L’Introduction d’Anne Rouhette-Berton évoque en quelques mots les autres œuvres de fiction de Mary Shelley : Matilda (court récit dont on sait que les colorations incestueuses effarouchent son père, William Godwin) et quatre autres romans, Valperga (qui, dès 1823, avait permis à l’auteur de se frotter au roman historique), The Last Man (métaphore crépusculaire de sa propre solitude), Lodore et Falkner. Anne Rouhette-Berton soupèse avec mesure et objectivité les mérites littéraires de Perkin Warbeck, où Mary Shelley manie très habilement suspens, rebondissements et scènes haletantes. Elle identifie dans le livre un certain nombre de résonances autobiographiques, soulignant par exemple les raisons personnelles qui poussent Mary, enfant d’une famille fortement recomposée, à s’intéresser au thème de l’illégitimité. L’Introduction évoque aussi à grands traits l’histoire de la réputation de ce roman ; puis elle repère un certain nombre de thèmes directeurs qu’elle analyse avec précision – tel l’esprit de chevalerie qui sous-tend, non sans quelque ambiguïté, la sensibilité de cet attachant récit.
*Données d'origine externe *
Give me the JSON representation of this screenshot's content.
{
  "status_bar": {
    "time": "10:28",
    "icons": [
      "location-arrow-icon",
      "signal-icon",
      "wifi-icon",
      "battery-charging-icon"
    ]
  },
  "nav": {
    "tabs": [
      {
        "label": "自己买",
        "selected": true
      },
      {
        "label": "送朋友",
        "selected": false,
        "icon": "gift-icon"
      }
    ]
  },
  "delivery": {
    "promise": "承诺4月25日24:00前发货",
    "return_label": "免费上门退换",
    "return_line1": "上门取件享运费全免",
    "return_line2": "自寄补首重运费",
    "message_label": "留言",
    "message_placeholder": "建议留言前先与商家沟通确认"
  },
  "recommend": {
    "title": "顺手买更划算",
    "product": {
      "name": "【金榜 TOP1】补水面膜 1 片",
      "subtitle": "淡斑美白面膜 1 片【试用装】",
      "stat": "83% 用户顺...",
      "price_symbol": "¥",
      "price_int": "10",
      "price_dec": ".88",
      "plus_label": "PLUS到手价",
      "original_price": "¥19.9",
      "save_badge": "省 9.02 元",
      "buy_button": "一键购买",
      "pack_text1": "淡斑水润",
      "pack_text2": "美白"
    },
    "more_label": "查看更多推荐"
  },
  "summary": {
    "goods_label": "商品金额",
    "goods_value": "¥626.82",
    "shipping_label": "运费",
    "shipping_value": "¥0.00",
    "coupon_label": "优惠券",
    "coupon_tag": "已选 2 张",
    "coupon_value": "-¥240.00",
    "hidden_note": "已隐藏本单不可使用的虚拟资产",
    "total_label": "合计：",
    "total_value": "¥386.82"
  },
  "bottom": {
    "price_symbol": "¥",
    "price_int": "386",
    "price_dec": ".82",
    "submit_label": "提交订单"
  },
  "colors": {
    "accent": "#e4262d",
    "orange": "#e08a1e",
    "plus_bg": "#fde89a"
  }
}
L’apparat critique est à la fois solide et discret. La bibliographie sélective est bien agencée. Les notes viennent à point nommé et Anne Rouhette-Berton a su, à leur sujet, éviter la profusion. L’éditrice doit être également remerciée d’avoir apporté les éléments nécessaires à la clarification de la querelle dynastique si ramifiée qui alimente l’ambition de Richard / Perkin. Elle ne propose pas d’arbre généalogique mais, en annexe, un « Dictionnaire des personnages historiques », à peu près indispensable à qui veut lire Perkin Warbeck pour ce que Mary Shelley voulait qu’il fût, c’est-à-dire un roman où l’imaginaire se nourrit d’historicité.